Some studies demonstrate the variation in the stomach contents of the main component species of the Cachirra event (Table 8) such as the mugilids Mugil curema, M. incilis, and M. liza, which feed mainly on phytoplankton and secondarily on debris. Mugil curema exhibits the highest consumption of phytoplankton among the three species. These results are similar to those reported by Osorio-Dualiby (2016). Franco and Bashirullah (1992) reported that M. curema feeds preferentially on benthic diatoms, organic debris, inorganic fine sediments, and dinoflagellates. Gómez-Canchong et al. (2004) indicated that M. incilis has a high consumption of detritus, followed by phytoplankton and a very low consumption of zooplankton. Bustos and Pérez (2003) and Cogua et al. (2013) indicated that M. incilis preferably consumes centric diatoms and pennadas and that Mugil liza showed a high consumption of phytoplankton and a low consumption of detritus.
CONCLUSIONS
Climatological, physicochemical, and food availability variables in the dry season exert significant effects on the composition and mortality of fish species in the NQL. These variables determine a sequence of mortality due to the progressive increase in salinity known as the Cachirra event. Mugilidae is a family with a higher number of species resistant to salinity increases, which is due to its great osmotic potential and better nutritional status. Most of the components of the Cachirra event are in juvenile stages. Their length-weight relationship can vary according to sex, sexual maturity, and food intake.
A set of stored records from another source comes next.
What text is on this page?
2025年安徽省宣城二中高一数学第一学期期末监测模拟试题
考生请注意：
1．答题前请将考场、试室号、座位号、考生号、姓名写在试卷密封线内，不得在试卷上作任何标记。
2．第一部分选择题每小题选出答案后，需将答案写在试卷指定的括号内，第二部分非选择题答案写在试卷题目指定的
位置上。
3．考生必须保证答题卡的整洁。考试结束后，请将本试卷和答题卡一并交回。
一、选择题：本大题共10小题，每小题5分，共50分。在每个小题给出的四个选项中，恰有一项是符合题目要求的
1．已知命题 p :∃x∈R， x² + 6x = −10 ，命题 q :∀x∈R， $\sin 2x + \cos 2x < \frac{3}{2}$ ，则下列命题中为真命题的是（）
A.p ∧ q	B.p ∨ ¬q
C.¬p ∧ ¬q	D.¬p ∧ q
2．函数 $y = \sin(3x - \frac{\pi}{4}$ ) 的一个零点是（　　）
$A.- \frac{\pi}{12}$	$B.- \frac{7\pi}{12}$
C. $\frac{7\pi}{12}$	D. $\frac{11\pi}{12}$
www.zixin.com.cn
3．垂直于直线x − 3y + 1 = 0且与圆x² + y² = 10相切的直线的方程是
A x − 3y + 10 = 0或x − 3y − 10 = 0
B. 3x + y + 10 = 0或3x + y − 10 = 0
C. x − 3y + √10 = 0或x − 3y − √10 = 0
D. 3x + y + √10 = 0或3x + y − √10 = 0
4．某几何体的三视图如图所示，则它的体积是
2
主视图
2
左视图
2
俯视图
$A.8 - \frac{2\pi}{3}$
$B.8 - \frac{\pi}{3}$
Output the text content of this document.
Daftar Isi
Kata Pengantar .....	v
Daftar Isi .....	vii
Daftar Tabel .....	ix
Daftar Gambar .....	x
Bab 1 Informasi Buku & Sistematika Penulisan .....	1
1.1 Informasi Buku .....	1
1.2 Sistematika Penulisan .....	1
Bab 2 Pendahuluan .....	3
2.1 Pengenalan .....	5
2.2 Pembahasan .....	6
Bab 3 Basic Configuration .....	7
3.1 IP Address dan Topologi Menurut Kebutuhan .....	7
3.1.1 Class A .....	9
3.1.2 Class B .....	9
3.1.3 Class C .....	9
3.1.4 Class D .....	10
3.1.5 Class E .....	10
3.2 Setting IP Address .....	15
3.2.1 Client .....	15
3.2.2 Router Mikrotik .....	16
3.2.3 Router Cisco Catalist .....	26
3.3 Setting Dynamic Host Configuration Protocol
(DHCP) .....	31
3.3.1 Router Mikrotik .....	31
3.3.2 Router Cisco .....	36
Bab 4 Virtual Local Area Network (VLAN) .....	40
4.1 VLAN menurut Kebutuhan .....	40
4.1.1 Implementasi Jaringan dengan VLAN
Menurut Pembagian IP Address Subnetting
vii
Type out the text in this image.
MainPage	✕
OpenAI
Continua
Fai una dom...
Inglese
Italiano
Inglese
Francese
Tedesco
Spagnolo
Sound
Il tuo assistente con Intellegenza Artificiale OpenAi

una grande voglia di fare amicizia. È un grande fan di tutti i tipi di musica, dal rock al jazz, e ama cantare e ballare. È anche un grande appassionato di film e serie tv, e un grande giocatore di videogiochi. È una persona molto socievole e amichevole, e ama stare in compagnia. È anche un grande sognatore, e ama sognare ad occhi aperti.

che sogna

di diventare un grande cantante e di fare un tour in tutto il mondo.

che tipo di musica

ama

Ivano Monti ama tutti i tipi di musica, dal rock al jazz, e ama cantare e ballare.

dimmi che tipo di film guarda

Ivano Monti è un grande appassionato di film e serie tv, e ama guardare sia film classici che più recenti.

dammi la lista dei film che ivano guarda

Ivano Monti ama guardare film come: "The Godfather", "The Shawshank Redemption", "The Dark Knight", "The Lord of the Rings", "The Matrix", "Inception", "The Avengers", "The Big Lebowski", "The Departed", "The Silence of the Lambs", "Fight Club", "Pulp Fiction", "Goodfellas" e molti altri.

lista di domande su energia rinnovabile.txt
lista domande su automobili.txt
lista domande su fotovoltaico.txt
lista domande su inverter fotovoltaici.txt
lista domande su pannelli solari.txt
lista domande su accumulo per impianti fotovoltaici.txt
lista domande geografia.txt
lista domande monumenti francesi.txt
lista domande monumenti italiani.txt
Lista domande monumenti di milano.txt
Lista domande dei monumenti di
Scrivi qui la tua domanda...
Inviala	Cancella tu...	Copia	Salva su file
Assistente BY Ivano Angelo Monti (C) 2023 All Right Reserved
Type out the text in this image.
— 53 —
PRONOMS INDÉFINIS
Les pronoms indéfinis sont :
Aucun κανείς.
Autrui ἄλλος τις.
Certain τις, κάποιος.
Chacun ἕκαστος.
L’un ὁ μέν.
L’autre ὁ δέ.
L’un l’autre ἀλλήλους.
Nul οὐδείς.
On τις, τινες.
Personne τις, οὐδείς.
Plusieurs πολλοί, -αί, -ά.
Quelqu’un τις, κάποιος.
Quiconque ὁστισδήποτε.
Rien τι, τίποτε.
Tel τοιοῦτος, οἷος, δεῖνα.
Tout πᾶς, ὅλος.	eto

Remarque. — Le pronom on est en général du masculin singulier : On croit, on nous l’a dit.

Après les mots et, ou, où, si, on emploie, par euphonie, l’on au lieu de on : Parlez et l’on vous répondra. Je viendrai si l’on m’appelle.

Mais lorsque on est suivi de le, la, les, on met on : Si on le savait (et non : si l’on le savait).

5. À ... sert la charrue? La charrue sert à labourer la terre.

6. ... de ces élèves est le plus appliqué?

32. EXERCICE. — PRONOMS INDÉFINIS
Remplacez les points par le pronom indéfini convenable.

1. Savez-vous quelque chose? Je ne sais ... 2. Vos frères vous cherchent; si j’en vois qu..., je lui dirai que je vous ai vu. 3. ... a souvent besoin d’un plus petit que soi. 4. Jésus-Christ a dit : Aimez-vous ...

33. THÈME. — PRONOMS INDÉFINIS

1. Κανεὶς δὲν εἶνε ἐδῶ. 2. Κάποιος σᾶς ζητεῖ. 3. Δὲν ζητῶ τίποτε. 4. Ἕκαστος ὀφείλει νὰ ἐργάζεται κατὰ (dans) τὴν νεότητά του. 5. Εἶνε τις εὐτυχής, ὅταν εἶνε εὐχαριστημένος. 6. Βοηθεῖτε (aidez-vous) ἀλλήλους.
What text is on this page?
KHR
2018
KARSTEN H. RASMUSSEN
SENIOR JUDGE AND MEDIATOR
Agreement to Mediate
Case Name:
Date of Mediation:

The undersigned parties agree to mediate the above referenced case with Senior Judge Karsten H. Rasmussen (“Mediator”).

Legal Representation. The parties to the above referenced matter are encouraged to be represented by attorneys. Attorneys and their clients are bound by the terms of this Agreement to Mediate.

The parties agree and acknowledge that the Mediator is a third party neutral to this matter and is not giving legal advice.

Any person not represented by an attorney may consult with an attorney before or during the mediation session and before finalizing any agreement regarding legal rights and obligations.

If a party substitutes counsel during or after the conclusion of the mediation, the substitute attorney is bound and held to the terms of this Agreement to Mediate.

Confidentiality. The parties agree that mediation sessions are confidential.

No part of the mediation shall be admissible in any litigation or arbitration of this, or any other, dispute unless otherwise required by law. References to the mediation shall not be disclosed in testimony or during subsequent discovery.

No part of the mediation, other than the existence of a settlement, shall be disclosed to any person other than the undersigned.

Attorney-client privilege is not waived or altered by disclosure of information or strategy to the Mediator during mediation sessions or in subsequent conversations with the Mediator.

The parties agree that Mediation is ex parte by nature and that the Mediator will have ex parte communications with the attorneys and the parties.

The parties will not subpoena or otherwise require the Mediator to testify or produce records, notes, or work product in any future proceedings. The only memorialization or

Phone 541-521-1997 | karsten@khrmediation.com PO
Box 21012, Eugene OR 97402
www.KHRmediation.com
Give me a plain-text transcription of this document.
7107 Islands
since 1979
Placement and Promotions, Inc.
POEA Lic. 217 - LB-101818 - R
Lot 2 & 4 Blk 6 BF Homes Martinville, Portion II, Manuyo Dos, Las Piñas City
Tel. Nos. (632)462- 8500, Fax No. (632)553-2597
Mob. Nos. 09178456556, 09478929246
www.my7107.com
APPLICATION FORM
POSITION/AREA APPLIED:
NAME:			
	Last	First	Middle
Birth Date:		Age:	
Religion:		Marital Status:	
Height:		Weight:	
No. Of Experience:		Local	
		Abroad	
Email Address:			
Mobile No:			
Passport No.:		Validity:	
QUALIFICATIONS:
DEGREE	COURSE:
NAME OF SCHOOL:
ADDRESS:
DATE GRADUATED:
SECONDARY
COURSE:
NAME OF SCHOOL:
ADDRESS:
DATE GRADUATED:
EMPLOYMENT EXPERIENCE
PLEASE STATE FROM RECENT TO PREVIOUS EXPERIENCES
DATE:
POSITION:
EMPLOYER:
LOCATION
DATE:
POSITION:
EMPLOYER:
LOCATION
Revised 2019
The mineralization of the Navío Quebrao lagoon is affected by different climatic factors (winds, hours of illumination, precipitation, evapotranspiration, tides, solar brightness) and hydrological factors (discharge from the river, current, and tides), as well as by the winds, high temperatures, salinity increases, and accelerated clogging by transport and dumping of sediments by its tributaries, the latter being the most important and meriting the implementation of public strategies that lead to mitigating the felling of trees and extractive activities of the Camarones riverbed, considering that the Cachirra event plays an important role in the cultural identity of the inhabitants of Camarones and serves as sustenance for the economy of the indigenous communities located in their surroundings.